The strategy involves selling a covered call and selling a put. Let's look at some of the benefits associated with selling puts and covered calls
Benefits of selling covered calls
- Income generation
- Downside protection and reduction in Portfolio volatility
- Predetermined rate of Return
- Converts a common stock into a dividend paying stock
Investors looking for more details on the benefits of selling covered can read our piece on the "Benefits of a Covered Writes Strategy".
Benefits associated with selling naked puts
An investor usually sells a put option if his/her outlook on the underlying security is bullish.
- In essence, you get paid for entering a "limit order" for a stock or stocks you would not mind owning.
- It allows one to generate income in a neutral or rising market.
- Acquiring stocks via short puts is a widely used strategy by many retail traders and is considered to be one of the most conservative option strategies. This strategy is very similar to the covered call strategy.
- The safest option is to make sure the put is "cash secured." This simply means that you have enough cash in the account to purchase that specific stock if it trades below the strike price. Your final price would be a tad bit lower when you add the premium you were paid up front into the equation. For example, if you sold a put at a strike of 20 with two months of time left on it for $2.50; $250 per contract would be deposited in your account.
- Most put options expire worthless and time is on your side. Every day you profit via time decay as long as the stock price does not drop significantly. In the event it does drop below the strike you sold the put at; you get to buy a stock you like at the price you wanted. Time decay is the greatest in the front month.
Suggested Strategy Part I
We would wait for the stock to trade above 23.00 before initiating this strategy. The Jan 2013 22.50 calls are trading in the $0.76-0.90 ranges. If the stock trades above 23.00, this option should trade in the 0.90-1.05 ranges. For this example, we will assume we can sell the calls for $0.90. For each contract sold $90 will be deposited into your account.
Sell the Jan 2013, 21.00 puts for 60 cents or better. For each contract sold $60 will be deposited into your account.
With this strategy, you have the chance to collect two premiums in addition to the dividend. One from the selling covered calls, and the other from selling puts. This works out to an additional gain of 6.8% in roughly 7 months. You get 2.8% from selling the put and 4.00% from selling the call. If you sell calls and puts with more time on them, your gains will rise. One additional benefit is that you have the chance to get into the stock at a lower price.

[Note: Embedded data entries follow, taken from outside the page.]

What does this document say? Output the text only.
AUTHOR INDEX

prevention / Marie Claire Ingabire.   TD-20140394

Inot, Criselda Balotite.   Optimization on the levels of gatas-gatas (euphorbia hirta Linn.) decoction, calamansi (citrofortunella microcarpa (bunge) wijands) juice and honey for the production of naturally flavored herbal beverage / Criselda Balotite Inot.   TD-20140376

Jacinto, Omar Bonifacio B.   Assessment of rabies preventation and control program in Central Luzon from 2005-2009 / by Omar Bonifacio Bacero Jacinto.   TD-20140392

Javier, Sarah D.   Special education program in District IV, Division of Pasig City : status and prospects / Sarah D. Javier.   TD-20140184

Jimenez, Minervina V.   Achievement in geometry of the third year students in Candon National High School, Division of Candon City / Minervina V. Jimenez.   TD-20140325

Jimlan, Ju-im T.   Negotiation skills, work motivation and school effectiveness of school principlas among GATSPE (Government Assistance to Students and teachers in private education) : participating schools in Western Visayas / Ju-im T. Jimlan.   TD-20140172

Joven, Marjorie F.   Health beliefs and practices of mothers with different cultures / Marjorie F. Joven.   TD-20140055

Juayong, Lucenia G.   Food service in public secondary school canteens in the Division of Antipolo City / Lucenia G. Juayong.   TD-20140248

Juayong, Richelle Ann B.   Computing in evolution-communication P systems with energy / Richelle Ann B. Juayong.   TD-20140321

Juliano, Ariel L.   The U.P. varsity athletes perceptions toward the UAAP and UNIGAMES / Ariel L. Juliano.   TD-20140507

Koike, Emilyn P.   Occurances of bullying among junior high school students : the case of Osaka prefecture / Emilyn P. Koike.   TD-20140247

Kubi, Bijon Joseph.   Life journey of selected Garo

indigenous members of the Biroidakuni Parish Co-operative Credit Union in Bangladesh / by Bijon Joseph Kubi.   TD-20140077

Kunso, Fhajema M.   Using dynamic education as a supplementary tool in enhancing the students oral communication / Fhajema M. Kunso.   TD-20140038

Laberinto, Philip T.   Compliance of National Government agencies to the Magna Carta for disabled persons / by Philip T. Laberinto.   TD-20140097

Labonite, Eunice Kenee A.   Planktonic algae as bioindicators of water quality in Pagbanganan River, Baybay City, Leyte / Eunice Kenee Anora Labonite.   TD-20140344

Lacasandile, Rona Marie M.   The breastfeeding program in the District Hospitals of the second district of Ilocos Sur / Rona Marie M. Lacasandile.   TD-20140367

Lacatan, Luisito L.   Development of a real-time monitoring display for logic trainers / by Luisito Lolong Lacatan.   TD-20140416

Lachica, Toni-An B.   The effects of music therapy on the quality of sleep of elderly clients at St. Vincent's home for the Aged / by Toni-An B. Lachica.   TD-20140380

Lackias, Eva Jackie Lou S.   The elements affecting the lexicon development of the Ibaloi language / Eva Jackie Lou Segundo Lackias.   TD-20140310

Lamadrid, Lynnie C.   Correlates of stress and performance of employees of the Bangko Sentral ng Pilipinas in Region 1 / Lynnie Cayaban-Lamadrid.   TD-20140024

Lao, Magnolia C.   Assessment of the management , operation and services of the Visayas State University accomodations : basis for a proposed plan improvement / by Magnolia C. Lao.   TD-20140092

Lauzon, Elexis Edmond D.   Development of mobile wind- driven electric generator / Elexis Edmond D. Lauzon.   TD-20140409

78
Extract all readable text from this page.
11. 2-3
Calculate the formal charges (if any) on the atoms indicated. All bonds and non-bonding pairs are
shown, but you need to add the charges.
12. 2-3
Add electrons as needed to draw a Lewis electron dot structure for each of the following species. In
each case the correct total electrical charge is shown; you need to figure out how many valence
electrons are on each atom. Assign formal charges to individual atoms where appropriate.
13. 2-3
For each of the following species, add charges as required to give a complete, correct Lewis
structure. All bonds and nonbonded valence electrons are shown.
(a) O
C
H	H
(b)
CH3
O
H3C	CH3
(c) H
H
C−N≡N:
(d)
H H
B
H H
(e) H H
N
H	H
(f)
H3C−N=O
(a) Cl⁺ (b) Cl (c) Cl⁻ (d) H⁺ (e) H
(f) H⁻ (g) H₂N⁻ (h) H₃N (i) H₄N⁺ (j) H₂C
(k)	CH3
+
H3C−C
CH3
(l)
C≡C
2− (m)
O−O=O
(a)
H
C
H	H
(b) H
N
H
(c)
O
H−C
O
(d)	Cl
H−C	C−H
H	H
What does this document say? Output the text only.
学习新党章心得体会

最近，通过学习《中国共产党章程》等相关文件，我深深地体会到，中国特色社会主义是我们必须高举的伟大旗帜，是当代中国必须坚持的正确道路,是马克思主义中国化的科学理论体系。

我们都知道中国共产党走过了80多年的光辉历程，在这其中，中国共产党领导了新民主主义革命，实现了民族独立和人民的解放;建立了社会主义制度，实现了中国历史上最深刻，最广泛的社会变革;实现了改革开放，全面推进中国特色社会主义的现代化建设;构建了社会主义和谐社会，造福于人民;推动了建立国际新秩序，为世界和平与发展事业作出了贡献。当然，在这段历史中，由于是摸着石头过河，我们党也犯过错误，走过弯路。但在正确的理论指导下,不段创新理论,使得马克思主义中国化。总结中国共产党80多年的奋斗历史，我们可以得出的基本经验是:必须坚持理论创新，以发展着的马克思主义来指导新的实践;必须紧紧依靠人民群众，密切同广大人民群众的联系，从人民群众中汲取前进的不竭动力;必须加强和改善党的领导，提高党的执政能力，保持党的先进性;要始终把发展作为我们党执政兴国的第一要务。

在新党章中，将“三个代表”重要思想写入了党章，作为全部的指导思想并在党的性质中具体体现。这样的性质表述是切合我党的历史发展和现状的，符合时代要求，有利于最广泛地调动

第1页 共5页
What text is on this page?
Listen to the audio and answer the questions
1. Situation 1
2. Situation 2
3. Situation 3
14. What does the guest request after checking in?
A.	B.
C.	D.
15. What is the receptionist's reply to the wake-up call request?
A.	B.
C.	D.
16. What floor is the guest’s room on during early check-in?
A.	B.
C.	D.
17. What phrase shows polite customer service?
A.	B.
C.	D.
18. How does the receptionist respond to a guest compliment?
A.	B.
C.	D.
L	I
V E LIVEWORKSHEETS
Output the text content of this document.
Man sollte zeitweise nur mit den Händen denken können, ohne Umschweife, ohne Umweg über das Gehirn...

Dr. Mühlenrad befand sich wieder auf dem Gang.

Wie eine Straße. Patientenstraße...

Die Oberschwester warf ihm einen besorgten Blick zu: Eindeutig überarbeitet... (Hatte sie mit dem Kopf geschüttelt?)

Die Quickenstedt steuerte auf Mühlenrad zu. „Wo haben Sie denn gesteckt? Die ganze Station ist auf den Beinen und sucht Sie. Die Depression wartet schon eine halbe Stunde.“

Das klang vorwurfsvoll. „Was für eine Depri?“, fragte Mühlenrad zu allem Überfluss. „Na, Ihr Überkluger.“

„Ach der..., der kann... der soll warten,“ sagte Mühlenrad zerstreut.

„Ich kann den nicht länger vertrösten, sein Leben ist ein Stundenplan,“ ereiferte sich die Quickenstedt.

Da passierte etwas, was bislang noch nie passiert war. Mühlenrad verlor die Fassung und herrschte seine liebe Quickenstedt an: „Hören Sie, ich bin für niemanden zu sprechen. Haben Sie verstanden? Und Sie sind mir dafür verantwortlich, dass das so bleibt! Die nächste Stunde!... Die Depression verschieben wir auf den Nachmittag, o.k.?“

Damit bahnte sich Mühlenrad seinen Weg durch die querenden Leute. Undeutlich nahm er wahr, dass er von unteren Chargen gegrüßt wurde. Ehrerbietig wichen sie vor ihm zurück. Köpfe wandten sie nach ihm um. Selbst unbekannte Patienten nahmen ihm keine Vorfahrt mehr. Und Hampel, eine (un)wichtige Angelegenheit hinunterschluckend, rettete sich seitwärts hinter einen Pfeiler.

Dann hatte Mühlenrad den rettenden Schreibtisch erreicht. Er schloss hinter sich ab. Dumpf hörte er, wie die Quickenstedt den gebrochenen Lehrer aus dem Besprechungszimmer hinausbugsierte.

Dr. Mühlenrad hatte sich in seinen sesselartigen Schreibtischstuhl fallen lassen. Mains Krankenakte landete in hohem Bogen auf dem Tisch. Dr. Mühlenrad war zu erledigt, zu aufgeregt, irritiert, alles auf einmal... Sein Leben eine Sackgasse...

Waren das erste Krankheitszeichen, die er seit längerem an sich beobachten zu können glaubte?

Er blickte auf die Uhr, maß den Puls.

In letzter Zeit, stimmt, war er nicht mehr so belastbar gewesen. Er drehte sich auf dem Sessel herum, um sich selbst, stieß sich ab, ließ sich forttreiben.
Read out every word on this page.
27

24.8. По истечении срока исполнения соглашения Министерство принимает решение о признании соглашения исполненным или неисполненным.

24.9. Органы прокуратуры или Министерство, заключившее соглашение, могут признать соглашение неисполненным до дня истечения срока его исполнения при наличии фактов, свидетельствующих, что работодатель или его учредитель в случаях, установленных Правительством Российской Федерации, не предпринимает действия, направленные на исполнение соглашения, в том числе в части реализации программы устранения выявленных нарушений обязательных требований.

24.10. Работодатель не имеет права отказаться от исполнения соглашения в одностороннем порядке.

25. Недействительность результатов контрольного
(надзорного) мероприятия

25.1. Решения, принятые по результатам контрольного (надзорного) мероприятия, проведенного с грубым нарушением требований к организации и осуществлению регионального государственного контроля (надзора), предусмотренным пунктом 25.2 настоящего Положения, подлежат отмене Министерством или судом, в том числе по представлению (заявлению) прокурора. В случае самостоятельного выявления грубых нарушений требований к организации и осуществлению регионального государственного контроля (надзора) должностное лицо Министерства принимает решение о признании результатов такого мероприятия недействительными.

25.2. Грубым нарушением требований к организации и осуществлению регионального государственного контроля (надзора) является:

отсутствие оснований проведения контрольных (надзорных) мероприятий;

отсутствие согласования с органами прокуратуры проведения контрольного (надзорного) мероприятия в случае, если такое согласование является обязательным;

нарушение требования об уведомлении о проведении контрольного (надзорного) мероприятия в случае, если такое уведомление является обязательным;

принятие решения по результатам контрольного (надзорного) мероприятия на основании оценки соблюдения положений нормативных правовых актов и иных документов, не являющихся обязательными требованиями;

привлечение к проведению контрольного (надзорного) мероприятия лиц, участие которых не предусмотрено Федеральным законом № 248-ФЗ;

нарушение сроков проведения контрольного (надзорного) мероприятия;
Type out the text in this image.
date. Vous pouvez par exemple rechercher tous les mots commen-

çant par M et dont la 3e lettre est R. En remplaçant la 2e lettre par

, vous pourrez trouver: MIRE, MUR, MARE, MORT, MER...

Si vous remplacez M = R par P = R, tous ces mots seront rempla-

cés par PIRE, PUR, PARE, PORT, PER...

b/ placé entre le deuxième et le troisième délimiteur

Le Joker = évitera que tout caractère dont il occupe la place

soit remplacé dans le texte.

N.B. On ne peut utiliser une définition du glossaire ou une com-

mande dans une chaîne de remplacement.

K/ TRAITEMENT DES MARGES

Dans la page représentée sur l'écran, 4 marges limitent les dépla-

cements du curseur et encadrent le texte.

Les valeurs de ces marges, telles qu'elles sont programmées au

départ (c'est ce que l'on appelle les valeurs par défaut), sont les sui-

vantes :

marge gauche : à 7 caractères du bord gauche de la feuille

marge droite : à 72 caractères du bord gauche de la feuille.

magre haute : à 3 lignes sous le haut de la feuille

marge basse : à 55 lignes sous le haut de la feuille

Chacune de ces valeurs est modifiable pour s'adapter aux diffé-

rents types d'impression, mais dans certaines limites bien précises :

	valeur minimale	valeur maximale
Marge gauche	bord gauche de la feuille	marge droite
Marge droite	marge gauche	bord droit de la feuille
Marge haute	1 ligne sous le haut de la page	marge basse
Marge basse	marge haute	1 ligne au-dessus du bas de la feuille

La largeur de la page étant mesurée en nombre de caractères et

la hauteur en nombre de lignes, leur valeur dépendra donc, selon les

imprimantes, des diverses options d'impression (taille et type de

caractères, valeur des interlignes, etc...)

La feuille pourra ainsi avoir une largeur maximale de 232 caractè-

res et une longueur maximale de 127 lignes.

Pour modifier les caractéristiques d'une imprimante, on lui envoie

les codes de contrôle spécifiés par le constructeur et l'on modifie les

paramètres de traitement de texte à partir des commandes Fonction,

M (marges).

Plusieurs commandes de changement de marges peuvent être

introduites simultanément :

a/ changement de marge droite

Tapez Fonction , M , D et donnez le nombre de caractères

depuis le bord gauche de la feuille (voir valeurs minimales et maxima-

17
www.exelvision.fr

The stock could trade above the price you sold the calls at, and you could end up losing your shares. One simple method to avoid this would be to roll the call if the stock is trading significantly above the strike price.
The other risk factor is that the stock trades below the strike price you sold the puts, and the shares are assigned to your account. This should not be big deal as one only sells puts when one is bullish on the long-term prospects of the stock. If the shares are assigned to your account, you get the chance to get in at a much lower price.
This strategy should only be employed by those who are bullish on this stock as there is a chance the shares could be assigned to your account. The benefit of this strategy is that you open up two new streams of income, and you have the option of getting into the stock at a lower price. You also have the option of rolling the calls if the stock is trading significantly above your strike price, and you do not want to lose your shares. Investors looking for other ideas might find this article to be of interest Reasons To Be Bullish On Kodiak Oil & Gas
It is imperative that you do your due diligence and then determine if the above strategy meets with your risk tolerance levels. The Latin maxim caveat emptor applies-let the buyer beware
Additional disclosure: EPS and Price Vs industry charts obtained from zacks.com. A major portion of the historical data used in this article was obtained from zacks.com. Options tables sourced from money.msn.com.